The Sun’s annual look at our newsroom makeup
I often field questions about how the Sun is doing, and there’s so many ways to answer.
I’ve shared in columns about our physical changes, in terms of printing a paper or our location at 545 Fifth Street; shifts in frequency and makeup of the print edition and the digital readership patterns driving those decisions; and occasionally about our people. At the end of the day, and whenever we look back and tell the story of the Sun’s digital era, it’s those people who are going to be the most important. This is a reporting staff that I truly feel lucky to work with every day.
We’re succeeding with this group in a tough environment for journalism, and for the Sun to continue that progress, we need to build an inclusive and diverse workplace where employees are valued and feel empowered. That means working to hire and sustain a workforce that is reflective of our area's diversity.
See also:Gannett newsrooms making steady progress in overall diversity
A commitment the Sun recently made, along with my colleagues at more than 250 newspapers in the USA TODAY Network, is to annually report back to you about the progress we’re making for our staff to better reflect the diversity in our community.

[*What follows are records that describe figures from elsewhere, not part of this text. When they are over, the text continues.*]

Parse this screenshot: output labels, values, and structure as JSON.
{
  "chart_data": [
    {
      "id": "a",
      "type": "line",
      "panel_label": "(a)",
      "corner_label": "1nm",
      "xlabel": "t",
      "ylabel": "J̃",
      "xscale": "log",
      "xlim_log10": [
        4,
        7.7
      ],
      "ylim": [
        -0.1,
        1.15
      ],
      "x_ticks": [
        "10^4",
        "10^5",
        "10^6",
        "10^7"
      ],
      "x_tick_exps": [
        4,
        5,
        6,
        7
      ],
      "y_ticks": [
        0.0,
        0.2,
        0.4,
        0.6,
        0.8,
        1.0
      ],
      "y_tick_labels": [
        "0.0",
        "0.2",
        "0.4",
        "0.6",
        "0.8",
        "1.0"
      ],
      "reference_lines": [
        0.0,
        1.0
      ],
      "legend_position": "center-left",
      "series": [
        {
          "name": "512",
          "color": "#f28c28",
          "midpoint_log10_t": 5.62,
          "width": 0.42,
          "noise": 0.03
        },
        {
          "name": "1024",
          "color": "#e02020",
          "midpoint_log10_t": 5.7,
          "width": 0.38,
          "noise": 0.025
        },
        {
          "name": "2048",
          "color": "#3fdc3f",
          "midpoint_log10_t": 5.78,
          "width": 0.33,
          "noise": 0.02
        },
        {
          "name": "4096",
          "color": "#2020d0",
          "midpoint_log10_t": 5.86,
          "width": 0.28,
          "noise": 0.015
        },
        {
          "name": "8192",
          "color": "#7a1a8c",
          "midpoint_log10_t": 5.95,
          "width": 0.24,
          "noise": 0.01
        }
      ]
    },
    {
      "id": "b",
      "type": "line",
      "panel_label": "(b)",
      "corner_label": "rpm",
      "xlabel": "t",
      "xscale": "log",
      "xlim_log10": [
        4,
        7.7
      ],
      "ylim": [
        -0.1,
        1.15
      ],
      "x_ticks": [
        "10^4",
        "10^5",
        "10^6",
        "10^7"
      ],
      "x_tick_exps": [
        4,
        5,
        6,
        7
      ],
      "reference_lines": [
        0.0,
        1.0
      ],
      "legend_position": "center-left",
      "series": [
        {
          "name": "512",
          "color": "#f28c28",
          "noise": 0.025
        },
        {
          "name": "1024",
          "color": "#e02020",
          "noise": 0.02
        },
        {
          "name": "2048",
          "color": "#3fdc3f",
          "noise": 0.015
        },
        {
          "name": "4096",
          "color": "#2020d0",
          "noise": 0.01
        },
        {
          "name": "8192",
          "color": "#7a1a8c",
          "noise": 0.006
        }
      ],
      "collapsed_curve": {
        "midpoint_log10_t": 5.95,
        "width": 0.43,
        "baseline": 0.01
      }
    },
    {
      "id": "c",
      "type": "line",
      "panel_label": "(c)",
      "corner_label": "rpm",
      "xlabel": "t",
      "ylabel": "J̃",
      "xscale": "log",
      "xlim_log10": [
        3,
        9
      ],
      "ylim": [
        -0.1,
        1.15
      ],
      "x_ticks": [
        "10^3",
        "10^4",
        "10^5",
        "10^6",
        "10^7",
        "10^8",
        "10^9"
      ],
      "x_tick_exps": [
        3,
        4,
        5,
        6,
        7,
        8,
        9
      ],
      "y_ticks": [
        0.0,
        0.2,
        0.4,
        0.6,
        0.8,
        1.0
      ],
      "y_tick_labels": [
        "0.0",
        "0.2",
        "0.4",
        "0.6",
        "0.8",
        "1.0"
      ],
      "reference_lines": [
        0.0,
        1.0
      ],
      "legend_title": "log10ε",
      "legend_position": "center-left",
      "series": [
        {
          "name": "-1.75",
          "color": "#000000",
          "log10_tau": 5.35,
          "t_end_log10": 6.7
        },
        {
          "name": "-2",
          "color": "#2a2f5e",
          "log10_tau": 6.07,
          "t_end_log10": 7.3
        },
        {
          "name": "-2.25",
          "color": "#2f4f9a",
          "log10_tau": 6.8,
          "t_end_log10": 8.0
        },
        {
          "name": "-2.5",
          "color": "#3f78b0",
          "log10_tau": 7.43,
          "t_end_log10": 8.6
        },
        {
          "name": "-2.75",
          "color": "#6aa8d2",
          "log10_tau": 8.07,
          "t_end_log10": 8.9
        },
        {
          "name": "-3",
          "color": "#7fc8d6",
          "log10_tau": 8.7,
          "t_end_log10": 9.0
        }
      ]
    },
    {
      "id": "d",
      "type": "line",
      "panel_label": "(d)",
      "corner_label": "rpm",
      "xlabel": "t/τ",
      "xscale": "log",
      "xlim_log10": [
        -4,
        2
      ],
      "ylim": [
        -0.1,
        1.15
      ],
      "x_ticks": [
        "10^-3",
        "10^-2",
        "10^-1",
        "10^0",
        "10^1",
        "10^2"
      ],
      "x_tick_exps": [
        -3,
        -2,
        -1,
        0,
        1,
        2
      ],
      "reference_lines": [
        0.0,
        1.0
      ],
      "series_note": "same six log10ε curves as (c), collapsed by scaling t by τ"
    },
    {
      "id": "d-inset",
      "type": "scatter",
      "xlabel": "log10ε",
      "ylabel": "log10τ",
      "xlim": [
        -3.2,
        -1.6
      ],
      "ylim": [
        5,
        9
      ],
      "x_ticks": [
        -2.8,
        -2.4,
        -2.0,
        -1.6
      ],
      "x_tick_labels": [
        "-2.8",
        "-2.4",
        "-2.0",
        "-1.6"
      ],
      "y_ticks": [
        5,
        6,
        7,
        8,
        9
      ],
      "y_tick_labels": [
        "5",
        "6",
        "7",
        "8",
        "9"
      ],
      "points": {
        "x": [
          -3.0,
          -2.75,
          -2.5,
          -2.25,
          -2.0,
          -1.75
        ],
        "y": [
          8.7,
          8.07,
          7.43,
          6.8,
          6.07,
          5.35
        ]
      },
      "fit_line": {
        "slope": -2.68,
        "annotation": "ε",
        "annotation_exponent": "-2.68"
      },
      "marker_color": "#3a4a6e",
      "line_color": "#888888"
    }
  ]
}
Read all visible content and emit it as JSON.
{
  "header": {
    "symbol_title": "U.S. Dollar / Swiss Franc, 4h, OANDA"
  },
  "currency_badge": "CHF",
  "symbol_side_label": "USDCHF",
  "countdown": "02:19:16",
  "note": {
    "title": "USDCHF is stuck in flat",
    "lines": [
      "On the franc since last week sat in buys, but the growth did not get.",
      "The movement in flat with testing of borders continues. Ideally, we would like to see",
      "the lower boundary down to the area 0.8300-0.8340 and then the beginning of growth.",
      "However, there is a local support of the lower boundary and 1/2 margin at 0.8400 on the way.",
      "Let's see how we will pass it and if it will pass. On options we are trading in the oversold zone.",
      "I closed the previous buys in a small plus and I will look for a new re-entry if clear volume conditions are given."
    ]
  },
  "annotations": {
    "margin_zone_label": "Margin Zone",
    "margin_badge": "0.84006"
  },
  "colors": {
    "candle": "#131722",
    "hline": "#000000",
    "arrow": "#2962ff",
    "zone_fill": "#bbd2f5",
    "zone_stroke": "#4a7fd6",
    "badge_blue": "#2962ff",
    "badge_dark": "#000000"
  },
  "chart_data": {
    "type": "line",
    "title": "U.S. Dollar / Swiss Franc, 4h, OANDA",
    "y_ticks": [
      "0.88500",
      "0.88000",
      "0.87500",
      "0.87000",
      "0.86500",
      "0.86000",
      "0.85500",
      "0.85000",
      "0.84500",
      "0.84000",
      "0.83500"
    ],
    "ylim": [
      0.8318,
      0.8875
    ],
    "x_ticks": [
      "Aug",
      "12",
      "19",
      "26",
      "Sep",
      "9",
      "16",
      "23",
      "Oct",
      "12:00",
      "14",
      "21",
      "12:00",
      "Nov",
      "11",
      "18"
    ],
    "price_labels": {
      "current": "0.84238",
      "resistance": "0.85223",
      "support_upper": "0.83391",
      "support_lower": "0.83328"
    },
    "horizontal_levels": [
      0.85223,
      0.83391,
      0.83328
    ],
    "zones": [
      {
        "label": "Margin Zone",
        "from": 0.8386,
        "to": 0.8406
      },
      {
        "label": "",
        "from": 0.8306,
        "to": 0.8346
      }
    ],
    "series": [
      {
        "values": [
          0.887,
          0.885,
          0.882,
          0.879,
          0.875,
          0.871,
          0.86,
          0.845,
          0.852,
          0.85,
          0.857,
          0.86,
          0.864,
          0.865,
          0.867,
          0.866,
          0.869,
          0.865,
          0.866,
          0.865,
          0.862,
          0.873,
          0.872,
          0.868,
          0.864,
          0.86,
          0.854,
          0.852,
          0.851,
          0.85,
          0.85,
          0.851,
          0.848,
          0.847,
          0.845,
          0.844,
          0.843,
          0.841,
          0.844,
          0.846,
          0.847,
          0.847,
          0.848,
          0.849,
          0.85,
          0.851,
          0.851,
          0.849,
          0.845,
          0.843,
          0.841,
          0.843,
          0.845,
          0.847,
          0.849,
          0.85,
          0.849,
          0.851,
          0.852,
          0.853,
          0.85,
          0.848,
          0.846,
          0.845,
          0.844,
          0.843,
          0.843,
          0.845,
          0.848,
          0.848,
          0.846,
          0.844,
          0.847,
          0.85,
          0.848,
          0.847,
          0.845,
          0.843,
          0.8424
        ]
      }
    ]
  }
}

This week, as we did the past two years, we publish the makeup of our newsroom staff. Others around the company are doing the same, as a way to track whether, over time, we make progress toward this goal.
Our staff makeup has not changed over the past year, which means the statistics we’re sharing will look familiar. Part of that is good news, as stability and institutional knowledge is important in local news.
As of July 2022, about 10% of our newsroom staff, including reporters, a photographer and editor, come from diverse racial backgrounds.
It’s not yet truly reflective of the community we serve, but we acknowledge that goal takes time.
I believe that transparency and accountability are part of the long-term work it will take to make this vision complete, and the annual publication of this data puts some pressure on us to continue moving in that direction.